P.S.—What of Frankenstein? and your own poem—have you fixed on a name? Give my love to Godwin when Mrs. Godwin is not by, or you must give it her, and I do not love her.

5th October 1817.

... How happy I shall be, my own dear love, to see you again. Your last was so very, very short a visit; and after you were gone I thought of so many things I had to say to you, and had no time to say. Come Tuesday, dearest, and let us enjoy some of each other’s company; come and see your sweet babes and the little Commodore;[29] she is lively and an uncommonly interesting child. I never see her without thinking of the expressions in my mother’s letters concerning Fanny. If a mother’s eyes were not partial, she seemed like this Alba. She mentions her intelligent eyes and great vivacity; but this is a melancholy subject.

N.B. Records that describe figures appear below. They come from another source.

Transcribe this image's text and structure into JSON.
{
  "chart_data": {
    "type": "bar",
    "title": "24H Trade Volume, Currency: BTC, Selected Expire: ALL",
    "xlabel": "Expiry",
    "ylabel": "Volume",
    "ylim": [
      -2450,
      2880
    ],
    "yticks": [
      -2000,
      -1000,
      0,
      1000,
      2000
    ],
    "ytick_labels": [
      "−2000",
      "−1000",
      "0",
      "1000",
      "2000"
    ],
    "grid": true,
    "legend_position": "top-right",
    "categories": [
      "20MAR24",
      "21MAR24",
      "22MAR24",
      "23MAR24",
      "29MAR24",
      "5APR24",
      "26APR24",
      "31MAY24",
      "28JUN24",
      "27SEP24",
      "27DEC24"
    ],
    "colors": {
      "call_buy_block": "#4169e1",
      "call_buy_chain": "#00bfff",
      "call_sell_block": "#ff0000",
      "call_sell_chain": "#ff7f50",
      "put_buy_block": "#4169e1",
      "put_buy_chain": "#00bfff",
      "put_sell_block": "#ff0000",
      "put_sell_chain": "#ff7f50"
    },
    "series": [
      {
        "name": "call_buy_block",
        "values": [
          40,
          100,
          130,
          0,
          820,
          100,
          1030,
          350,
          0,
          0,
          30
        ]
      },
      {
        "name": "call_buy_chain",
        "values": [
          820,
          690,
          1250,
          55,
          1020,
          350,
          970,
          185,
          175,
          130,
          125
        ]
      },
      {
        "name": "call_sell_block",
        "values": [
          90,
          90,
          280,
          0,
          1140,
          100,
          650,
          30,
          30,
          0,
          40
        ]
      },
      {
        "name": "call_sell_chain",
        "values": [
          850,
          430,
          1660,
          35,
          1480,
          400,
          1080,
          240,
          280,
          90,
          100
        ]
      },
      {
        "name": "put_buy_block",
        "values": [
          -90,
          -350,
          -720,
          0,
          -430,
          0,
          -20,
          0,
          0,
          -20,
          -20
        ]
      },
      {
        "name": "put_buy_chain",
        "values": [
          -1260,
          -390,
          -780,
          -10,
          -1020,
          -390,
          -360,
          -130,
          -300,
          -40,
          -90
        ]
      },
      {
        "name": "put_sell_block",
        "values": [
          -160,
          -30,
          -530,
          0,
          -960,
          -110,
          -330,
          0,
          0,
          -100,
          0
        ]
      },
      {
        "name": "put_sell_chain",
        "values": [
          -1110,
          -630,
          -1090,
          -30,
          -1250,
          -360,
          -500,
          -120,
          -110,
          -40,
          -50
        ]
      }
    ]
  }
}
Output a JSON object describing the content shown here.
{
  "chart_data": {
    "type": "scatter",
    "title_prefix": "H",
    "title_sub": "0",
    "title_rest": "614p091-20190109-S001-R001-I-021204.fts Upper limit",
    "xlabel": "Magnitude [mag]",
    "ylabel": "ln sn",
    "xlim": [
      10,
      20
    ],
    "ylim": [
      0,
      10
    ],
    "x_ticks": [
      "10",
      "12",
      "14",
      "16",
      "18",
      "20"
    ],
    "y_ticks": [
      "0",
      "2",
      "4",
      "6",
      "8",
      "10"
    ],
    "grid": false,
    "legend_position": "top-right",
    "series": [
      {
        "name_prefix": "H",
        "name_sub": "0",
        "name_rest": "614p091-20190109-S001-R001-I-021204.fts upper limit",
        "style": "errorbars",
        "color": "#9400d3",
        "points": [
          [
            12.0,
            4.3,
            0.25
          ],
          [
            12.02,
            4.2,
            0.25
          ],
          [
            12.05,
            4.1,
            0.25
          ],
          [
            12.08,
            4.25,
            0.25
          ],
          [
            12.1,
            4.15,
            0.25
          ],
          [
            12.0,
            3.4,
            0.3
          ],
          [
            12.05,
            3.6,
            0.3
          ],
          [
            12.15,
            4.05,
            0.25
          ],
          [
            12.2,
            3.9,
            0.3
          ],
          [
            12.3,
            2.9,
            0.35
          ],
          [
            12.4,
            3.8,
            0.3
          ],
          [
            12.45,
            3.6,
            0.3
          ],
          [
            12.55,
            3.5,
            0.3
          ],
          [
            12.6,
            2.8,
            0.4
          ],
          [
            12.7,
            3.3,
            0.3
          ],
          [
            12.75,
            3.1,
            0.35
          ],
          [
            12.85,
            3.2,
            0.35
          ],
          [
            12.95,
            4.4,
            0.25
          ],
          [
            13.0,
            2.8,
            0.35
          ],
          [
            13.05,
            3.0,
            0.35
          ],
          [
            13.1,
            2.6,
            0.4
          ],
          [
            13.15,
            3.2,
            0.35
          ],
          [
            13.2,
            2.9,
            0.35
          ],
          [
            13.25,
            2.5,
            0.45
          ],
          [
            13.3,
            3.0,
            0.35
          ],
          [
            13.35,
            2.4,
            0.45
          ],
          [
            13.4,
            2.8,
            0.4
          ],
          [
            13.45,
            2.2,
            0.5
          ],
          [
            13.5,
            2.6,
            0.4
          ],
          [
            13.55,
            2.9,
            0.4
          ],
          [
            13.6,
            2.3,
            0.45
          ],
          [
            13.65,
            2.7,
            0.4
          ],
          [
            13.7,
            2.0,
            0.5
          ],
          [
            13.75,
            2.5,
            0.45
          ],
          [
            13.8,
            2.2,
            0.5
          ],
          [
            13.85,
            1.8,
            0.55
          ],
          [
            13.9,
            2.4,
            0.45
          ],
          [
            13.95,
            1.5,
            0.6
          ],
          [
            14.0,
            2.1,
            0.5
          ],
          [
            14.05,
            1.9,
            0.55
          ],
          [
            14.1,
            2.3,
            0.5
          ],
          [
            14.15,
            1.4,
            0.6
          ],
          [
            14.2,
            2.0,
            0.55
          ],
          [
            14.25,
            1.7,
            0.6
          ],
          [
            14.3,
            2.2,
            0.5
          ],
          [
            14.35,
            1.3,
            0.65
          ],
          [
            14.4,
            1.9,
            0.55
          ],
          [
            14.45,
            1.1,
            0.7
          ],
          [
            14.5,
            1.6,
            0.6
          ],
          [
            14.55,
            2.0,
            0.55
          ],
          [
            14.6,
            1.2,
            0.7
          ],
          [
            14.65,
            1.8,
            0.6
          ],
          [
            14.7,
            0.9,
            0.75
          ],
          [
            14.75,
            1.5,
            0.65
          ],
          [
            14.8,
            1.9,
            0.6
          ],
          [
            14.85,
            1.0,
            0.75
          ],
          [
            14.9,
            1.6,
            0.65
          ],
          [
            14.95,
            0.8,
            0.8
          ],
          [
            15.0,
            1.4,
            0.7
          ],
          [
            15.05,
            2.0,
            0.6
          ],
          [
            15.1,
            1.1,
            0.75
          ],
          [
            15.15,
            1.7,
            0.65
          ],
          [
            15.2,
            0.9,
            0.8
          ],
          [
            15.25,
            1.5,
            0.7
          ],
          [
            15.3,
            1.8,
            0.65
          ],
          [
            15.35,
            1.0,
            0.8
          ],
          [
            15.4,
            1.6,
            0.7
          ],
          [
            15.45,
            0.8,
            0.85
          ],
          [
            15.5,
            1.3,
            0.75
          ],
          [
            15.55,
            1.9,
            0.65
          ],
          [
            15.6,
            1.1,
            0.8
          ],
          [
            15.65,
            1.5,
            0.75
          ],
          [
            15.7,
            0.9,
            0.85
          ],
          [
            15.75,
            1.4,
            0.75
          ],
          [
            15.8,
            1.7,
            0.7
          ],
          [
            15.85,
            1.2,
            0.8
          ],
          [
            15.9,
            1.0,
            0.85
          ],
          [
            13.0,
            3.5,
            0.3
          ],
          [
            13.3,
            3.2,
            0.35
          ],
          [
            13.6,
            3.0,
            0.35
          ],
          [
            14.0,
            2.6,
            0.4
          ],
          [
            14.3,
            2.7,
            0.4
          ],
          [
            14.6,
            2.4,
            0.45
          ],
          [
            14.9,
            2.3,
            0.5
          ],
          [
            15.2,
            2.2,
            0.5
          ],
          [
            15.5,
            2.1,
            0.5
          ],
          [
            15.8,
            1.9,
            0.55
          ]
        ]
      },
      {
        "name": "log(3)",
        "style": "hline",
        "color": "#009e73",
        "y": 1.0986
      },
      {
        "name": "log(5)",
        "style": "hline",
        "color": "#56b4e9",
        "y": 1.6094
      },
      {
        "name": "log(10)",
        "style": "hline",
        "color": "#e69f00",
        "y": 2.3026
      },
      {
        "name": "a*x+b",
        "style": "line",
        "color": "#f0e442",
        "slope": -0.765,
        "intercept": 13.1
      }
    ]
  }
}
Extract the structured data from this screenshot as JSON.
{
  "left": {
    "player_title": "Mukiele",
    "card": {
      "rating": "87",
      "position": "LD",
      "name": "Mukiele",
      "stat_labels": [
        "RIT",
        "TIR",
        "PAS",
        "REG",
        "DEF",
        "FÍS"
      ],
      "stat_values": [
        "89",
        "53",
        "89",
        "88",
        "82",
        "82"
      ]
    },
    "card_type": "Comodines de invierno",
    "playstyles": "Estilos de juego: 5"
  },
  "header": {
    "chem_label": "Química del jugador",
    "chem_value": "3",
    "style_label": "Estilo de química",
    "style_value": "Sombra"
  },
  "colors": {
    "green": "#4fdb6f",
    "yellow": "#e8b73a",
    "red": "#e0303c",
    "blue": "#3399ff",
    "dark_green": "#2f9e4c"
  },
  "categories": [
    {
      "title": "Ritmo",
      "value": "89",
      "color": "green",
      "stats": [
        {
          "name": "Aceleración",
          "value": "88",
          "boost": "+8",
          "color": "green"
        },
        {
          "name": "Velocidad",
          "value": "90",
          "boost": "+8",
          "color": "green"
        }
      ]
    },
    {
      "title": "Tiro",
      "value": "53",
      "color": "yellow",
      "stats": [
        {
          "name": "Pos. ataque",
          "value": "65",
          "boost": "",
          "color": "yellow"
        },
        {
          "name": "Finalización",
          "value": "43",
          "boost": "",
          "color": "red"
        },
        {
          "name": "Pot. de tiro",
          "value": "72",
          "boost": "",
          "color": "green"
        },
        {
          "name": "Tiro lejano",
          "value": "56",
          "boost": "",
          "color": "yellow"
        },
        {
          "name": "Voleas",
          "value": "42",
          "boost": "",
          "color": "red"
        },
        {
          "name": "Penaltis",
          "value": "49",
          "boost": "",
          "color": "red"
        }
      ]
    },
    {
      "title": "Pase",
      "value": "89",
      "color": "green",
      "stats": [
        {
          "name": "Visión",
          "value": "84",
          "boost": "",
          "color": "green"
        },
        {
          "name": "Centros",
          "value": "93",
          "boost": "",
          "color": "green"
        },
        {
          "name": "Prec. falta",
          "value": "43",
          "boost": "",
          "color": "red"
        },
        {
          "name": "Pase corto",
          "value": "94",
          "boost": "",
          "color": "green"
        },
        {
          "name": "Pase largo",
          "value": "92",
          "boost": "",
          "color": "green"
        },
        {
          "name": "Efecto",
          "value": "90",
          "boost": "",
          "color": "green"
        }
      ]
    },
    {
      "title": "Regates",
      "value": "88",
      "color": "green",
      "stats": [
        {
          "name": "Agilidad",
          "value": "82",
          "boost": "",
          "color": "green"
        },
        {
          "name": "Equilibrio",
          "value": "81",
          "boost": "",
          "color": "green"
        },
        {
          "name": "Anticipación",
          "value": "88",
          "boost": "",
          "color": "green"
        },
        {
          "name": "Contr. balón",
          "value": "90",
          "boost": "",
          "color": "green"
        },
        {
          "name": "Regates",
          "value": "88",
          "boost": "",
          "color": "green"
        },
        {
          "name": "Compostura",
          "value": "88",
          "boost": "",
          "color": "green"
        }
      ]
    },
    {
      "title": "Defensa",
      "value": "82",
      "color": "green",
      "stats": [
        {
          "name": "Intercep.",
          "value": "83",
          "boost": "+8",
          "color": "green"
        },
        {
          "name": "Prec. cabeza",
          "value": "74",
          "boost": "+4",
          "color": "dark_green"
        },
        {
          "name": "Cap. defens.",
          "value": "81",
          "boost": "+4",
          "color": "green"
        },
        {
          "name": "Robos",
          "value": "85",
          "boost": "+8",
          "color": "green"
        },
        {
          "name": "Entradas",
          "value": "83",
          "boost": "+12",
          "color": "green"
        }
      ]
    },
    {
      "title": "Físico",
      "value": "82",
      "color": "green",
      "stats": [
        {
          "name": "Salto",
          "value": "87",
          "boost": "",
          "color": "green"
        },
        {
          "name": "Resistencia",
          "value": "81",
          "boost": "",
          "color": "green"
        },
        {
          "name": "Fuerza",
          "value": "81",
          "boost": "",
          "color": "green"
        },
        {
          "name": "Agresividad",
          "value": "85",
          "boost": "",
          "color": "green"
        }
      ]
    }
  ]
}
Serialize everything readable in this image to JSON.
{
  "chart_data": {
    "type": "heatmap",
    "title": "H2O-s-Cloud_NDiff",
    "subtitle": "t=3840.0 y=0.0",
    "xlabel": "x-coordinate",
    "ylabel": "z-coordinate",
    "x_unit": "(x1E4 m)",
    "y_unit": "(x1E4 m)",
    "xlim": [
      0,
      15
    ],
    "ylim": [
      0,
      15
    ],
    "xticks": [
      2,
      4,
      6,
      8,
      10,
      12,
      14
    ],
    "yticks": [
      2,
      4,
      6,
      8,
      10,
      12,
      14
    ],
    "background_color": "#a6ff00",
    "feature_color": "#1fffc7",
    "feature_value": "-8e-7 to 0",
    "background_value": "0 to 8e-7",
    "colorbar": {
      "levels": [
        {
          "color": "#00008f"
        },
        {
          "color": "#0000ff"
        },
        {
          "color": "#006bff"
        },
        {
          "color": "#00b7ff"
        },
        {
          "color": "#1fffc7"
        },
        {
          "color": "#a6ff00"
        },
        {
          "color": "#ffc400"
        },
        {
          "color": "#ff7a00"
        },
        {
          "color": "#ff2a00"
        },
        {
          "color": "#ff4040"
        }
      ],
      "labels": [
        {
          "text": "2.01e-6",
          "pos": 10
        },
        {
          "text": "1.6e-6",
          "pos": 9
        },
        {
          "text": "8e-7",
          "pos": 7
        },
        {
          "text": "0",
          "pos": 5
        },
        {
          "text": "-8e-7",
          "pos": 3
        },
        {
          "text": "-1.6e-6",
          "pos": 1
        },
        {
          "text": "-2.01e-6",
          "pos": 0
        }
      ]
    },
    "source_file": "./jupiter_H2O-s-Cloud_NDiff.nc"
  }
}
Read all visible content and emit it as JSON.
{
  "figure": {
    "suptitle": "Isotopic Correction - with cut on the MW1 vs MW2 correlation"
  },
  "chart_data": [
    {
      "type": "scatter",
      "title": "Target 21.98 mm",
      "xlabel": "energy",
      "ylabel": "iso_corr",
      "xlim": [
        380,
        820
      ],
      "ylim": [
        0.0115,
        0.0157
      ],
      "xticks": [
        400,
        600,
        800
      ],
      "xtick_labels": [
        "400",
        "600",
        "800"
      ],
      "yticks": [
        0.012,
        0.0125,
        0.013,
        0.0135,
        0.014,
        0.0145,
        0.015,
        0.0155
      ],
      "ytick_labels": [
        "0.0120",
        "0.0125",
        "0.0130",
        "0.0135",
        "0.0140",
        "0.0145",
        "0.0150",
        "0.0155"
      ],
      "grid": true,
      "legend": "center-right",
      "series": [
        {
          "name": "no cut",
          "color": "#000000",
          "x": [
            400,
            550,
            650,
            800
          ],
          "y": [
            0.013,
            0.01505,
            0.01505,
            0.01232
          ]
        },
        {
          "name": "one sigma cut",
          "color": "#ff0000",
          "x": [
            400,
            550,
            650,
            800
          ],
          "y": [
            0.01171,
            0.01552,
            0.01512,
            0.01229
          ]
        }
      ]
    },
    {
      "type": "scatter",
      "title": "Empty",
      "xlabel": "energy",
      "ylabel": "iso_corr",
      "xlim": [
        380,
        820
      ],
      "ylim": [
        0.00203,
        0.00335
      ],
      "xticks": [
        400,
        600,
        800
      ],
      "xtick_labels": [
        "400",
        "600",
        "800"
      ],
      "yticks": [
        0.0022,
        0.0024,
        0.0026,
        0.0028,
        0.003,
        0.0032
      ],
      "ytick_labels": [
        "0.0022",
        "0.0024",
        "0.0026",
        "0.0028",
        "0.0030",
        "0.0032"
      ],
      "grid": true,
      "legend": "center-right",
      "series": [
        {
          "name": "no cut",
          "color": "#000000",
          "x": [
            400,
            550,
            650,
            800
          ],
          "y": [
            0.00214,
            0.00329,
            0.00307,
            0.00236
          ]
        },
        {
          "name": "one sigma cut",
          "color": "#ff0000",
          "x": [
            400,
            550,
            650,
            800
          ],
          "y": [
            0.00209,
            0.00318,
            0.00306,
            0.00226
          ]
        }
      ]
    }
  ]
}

But Shelley’s enforced absences became more and more frequent; brief visits to his home were all that he could snatch. As the desire to escape grew stronger, the fair prospect only seemed to recede. New complications appeared in the shape of Harriet’s creditors, who pressed hard on Shelley for a settlement of their hitherto unknown and unsuspected claims. So perilous with regard to them was his position that Mary herself was fain to caution him to stay away and out of sight for fear of arrest. It was almost more than she could do to keep up the mask of cheerfulness, yet her letters of counsel and encouragement were her husband’s mainstay.

“Dearest and best of living beings,” he wrote in October, “how much do your letters console me when I am away from you. Your letter to-day gave me the greatest delight; so soothing, so powerful and quiet are your expressions, that it is almost like folding you to my heart.... My own Mary, would it not be better for you to come to London at once? I think we could quite as easily do something with the house if you were in London—that is to say, all of you—as in the country.”

The next two letters were written in much depression. She could not get up her strength; she dared not indulge in the hope of going abroad, for she realised, as Shelley could not do, how little money they would have and how much they already owed. Their income, and more, went in supporting and paying for other people, and left them nothing to live on! Clare was unsettled, unhappy, and petulant. Godwin, ignorant like the rest of the world of her story and her present situation, unaware of Shelley’s proposed move, and certain to oppose it with the energy of despair when he heard of it, was an impending visitor.